Diary

Babbling Joe Biden, the Deficit, and a Little Math

Babbling Joe Biden is running his mouth again on topics about which he knows little, such as the need to spend to avoid bankruptcy. This bit of brilliance comes in the same week in which the deficit for the first nine months of FY 2009 exceeded US$1 trillion for the first time in history.

These pieces of news made me wonder as to just what effect these deficits are really going to have. Since I’m a quantitative sort of thinker, I started doing a little math. If anyone in the Obama Administration wants to follow along but has trouble with math, perhaps they can have Larry Summers recommend a tutor – after all, he fancies himself an expert on just who is and isn’t good at math.
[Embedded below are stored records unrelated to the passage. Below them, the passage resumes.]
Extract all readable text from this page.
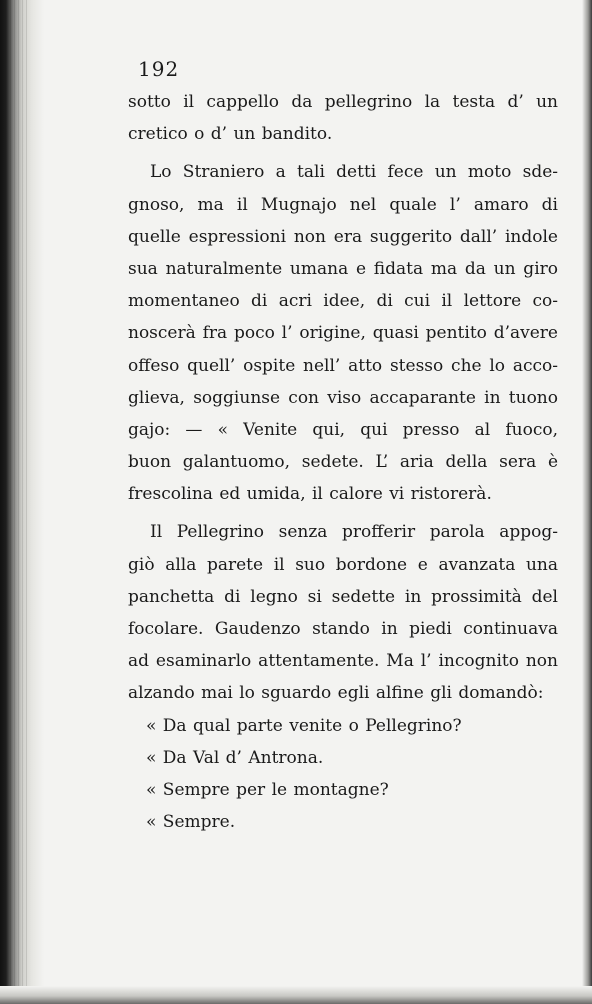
192
sotto il cappello da pellegrino la testa d’ un
cretico o d’ un bandito.
Lo Straniero a tali detti fece un moto sde-
gnoso, ma il Mugnajo nel quale l’ amaro di
quelle espressioni non era suggerito dall’ indole
sua naturalmente umana e fidata ma da un giro
momentaneo di acri idee, di cui il lettore co-
noscerà fra poco l’ origine, quasi pentito d’avere
offeso quell’ ospite nell’ atto stesso che lo acco-
glieva, soggiunse con viso accaparante in tuono
gajo: — « Venite qui, qui presso al fuoco,
buon galantuomo, sedete. L’ aria della sera è
frescolina ed umida, il calore vi ristorerà.
Il Pellegrino senza profferir parola appog-
giò alla parete il suo bordone e avanzata una
panchetta di legno si sedette in prossimità del
focolare. Gaudenzo stando in piedi continuava
ad esaminarlo attentamente. Ma l’ incognito non
alzando mai lo sguardo egli alfine gli domandò:
« Da qual parte venite o Pellegrino?
« Da Val d’ Antrona.
« Sempre per le montagne?
« Sempre.
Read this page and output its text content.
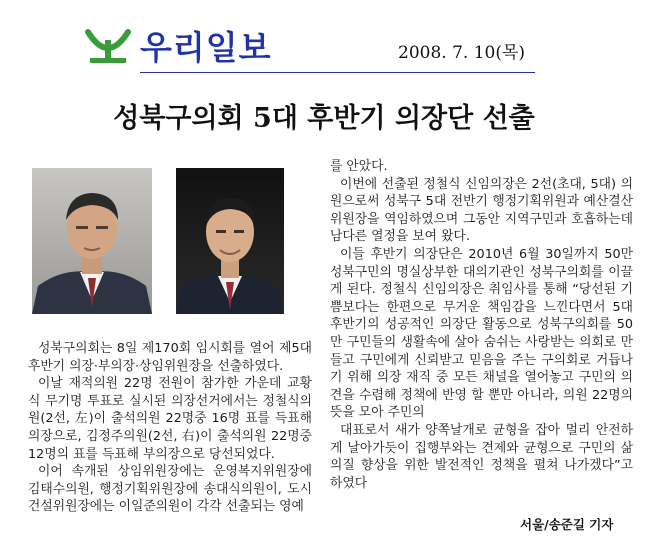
우리일보	2008. 7. 10(목)
성북구의회 5대 후반기 의장단 선출

성북구의회는 8일 제170회 임시회를 열어 제5대 후반기 의장·부의장·상임위원장을 선출하였다.

이날 재적의원 22명 전원이 참가한 가운데 교황식 무기명 투표로 실시된 의장선거에서는 정철식의원(2선, 左)이 출석의원 22명중 16명 표를 득표해 의장으로, 김정주의원(2선, 右)이 출석의원 22명중 12명의 표를 득표해 부의장으로 당선되었다.

이어 속개된 상임위원장에는 운영복지위원장에 김태수의원, 행정기획위원장에 송대식의원이, 도시건설위원장에는 이일준의원이 각각 선출되는 영예

를 안았다.

이번에 선출된 정철식 신임의장은 2선(초대, 5대) 의원으로써 성북구 5대 전반기 행정기획위원과 예산결산위원장을 역임하였으며 그동안 지역구민과 호흡하는데 남다른 열정을 보여 왔다.

이들 후반기 의장단은 2010년 6월 30일까지 50만 성북구민의 명실상부한 대의기관인 성북구의회를 이끌게 된다. 정철식 신임의장은 취임사를 통해 “당선된 기쁨보다는 한편으로 무거운 책임감을 느낀다면서 5대 후반기의 성공적인 의장단 활동으로 성북구의회를 50만 구민들의 생활속에 살아 숨쉬는 사랑받는 의회로 만들고 구민에게 신뢰받고 믿음을 주는 구의회로 거듭나기 위해 의장 재직 중 모든 채널을 열어놓고 구민의 의견을 수렴해 정책에 반영 할 뿐만 아니라, 의원 22명의 뜻을 모아 주민의

대표로서 새가 양쪽날개로 균형을 잡아 멀리 안전하게 날아가듯이 집행부와는 견제와 균형으로 구민의 삶의질 향상을 위한 발전적인 정책을 펼쳐 나가겠다”고 하였다

서울/송준길 기자
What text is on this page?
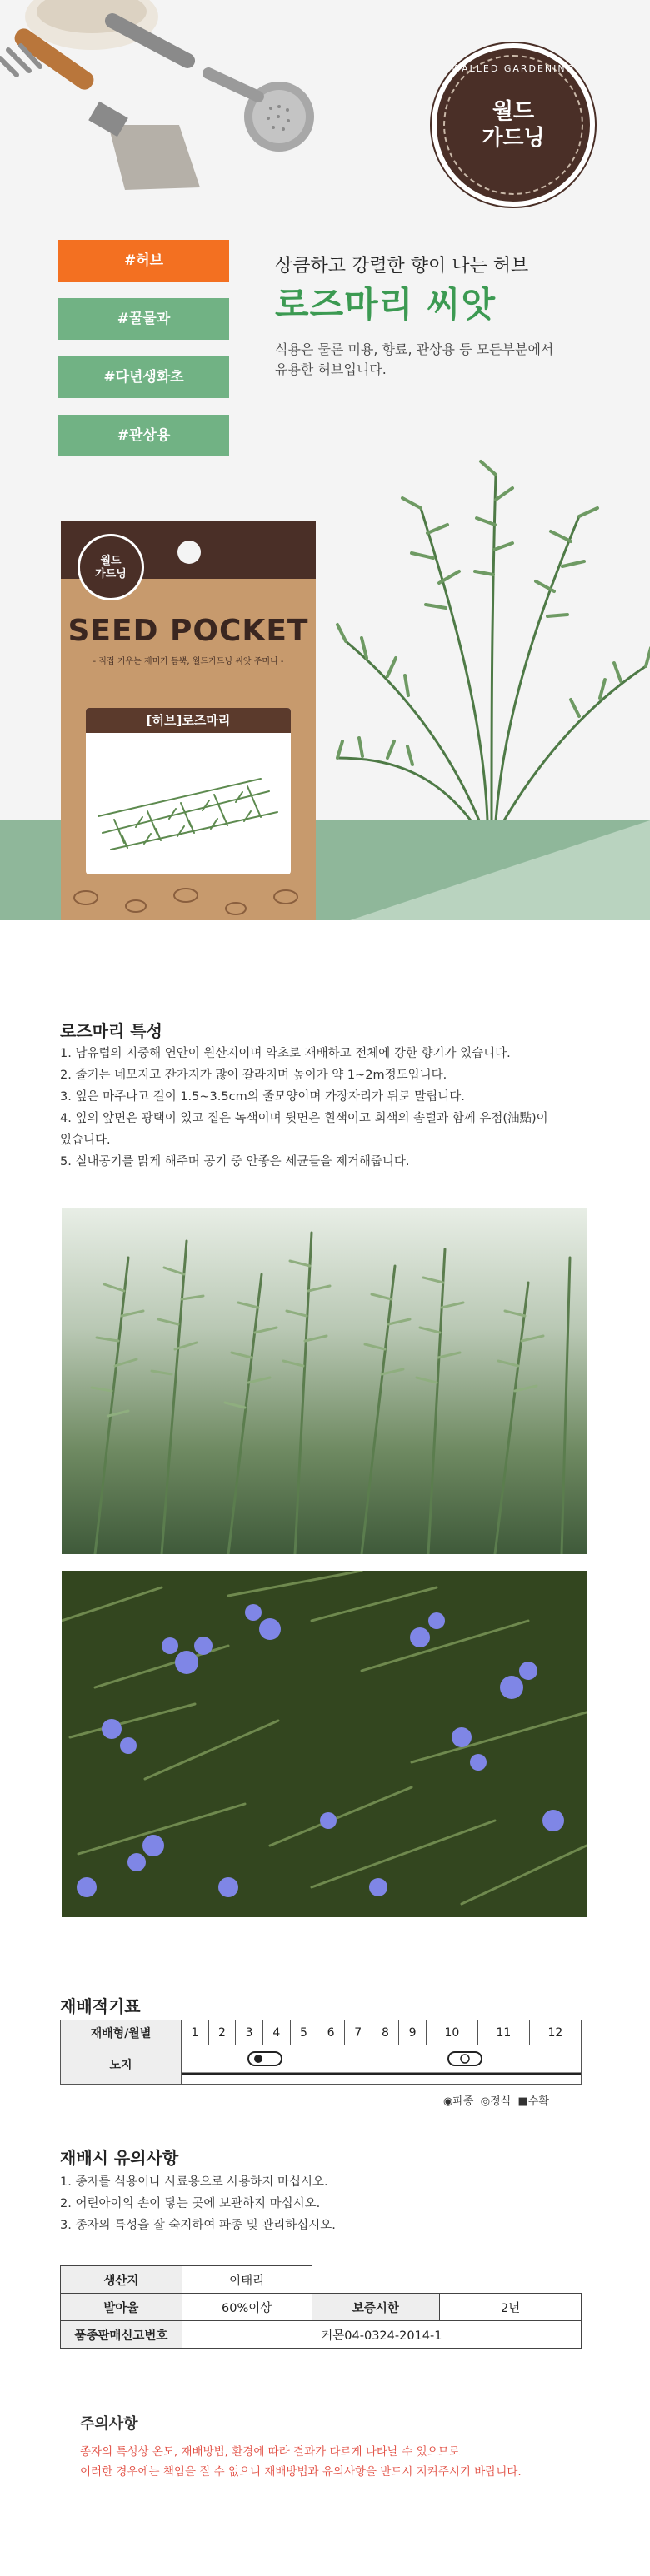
WALLED GARDENING
월드
가드닝
#허브
#꿀물과
#다년생화초
#관상용
상큼하고 강렬한 향이 나는 허브
로즈마리 씨앗
식용은 물론 미용, 향료, 관상용 등 모든부분에서
유용한 허브입니다.
월드
가드닝
SEED POCKET
- 직접 키우는 재미가 듬뿍, 월드가드닝 씨앗 주머니 -
[허브]로즈마리
로즈마리 특성
1. 남유럽의 지중해 연안이 원산지이며 약초로 재배하고 전체에 강한 향기가 있습니다.
2. 줄기는 네모지고 잔가지가 많이 갈라지며 높이가 약 1~2m정도입니다.
3. 잎은 마주나고 길이 1.5~3.5cm의 줄모양이며 가장자리가 뒤로 말립니다.
4. 잎의 앞면은 광택이 있고 짙은 녹색이며 뒷면은 흰색이고 회색의 솜털과 함께 유점(油點)이
있습니다.
5. 실내공기를 맑게 해주며 공기 중 안좋은 세균들을 제거해줍니다.
재배적기표
재배형/월별	1	2	3	4	5	6	7	8	9	10	11	12
노지	
◉파종 ◎정식 ■수확
재배시 유의사항
1. 종자를 식용이나 사료용으로 사용하지 마십시오.
2. 어린아이의 손이 닿는 곳에 보관하지 마십시오.
3. 종자의 특성을 잘 숙지하여 파종 및 관리하십시오.
생산지	이태리	
발아율	60%이상	보증시한	2년
품종판매신고번호	커몬04-0324-2014-1		
주의사항
종자의 특성상 온도, 재배방법, 환경에 따라 결과가 다르게 나타날 수 있으므로
이러한 경우에는 책임을 질 수 없으니 재배방법과 유의사항을 반드시 지켜주시기 바랍니다.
In any case, here’s what I came up with:

The means of accounting national income states that GDP can be expressed as one of two sums – the first is the sum of government spending, non-governmental spending, non-governmental investment, and net exports; the second is the sum of non-governmental spending, taxes, and savings. Put symbolically (this is where the Administration types may want to call Dr. Summers), they are respectively:

GDP = G + C + I + NX
GDP = C + T + S

Equating these two (as they are the definition of the same quantity) and canceling non-governmental spending (C) as it appears in both:

G + I + NX = T + S, or

(G – T) = (S – I) – NX

Put in words, this means that the deficit (government spending minus tax revenues) equals an amount diverted from domestic savings that could have been used for investment (S – I) plus the trade deficit (-NX). As a practical matter it means that the deficit is funded by domestic bond sales which take away from private investment that could be used for economic growth – adding employees or capital expenditures (either new technology or to accommodate depreciation) or by bond sales to foreign entities which are financed by dollar outflows to those entities’ nations.

Now let’s put some real numbers into action here (paging Dr. Summers…).  The US GDP is $14.1 trillion dollars.  The projected deficit is $1.841 trillion dollars on total spending of $3.997 trillion (CBO); meaning tax revenues are 3.997 – 1.841 =  $2.156 Trillion.  The savings rate (percentage of disposable income not spent) is expected to average about 5% over the course of this fiscal year (which started in October 2008), 5% of $11.944 trillion (GDP minus taxes – I know I left out state and local taxes and spending but including those shows the situation to be even worse) is $597.2 billion dollars.  The trade deficit is expected to run about 4.5-5% of GDP; let’s split the difference and cal it 4.75% of GDP = $669.75 billion.

Where does this leave us?  Since (G – T) = (S – I) – NX, the investment potential of the economy is:

I = S – (G – T) – NX = 597.2B – 1841B + 669.75B = -$547 Billion (or -3.9% of GDP).  That’s right – not only does Obama/Babbling Joe’s spending to avoid bankruptcy take every dime away from private investment (which is what is REALLY needed to pay the salaries of the potentially re-employed and fund new capital expenditures which will get the economy moving again), but we will STILL need to come up with $547 Billion even after we go hat in hand to “nice folks” like the Chinese.

Put bluntly, Babbling Joe’s spending to avoid bankruptcy ensures that there is NO WAY IN HELL that we can get out of this recession.

Since math is equal opportunity (Dr. Summers’ assertion not withstanding) – the left always liked to go after President Reagan’s deficits, so let’s subject his budget to the same sort of analysis.  The highest dollar amount deficit came in 1986 at $221.2 billion ($990.4 billion spending with $769.2 billion in tax revenue).  This was with a $4.428 trillion GDP, a savings rate of 8.5% for FY 1986 (St. Louis Fed data), and a trade deficit of 3% of GDP ($132.84 billion).  A savings rate of 8.5% on discretionary income of $3.6588 trillion (GDP – taxes) gives savings of $310.998 billion.  Plugging those numbers in:

I = S – (G – T) – NX = 310.998 – 221.2 + 132.84 = $222.64 billion, or an available investment “pool” of about 5% of GDP.  GDP growth during that time ran 3.5%-4%.

Maybe we should have some former Reagan people suggest a math tutor instead.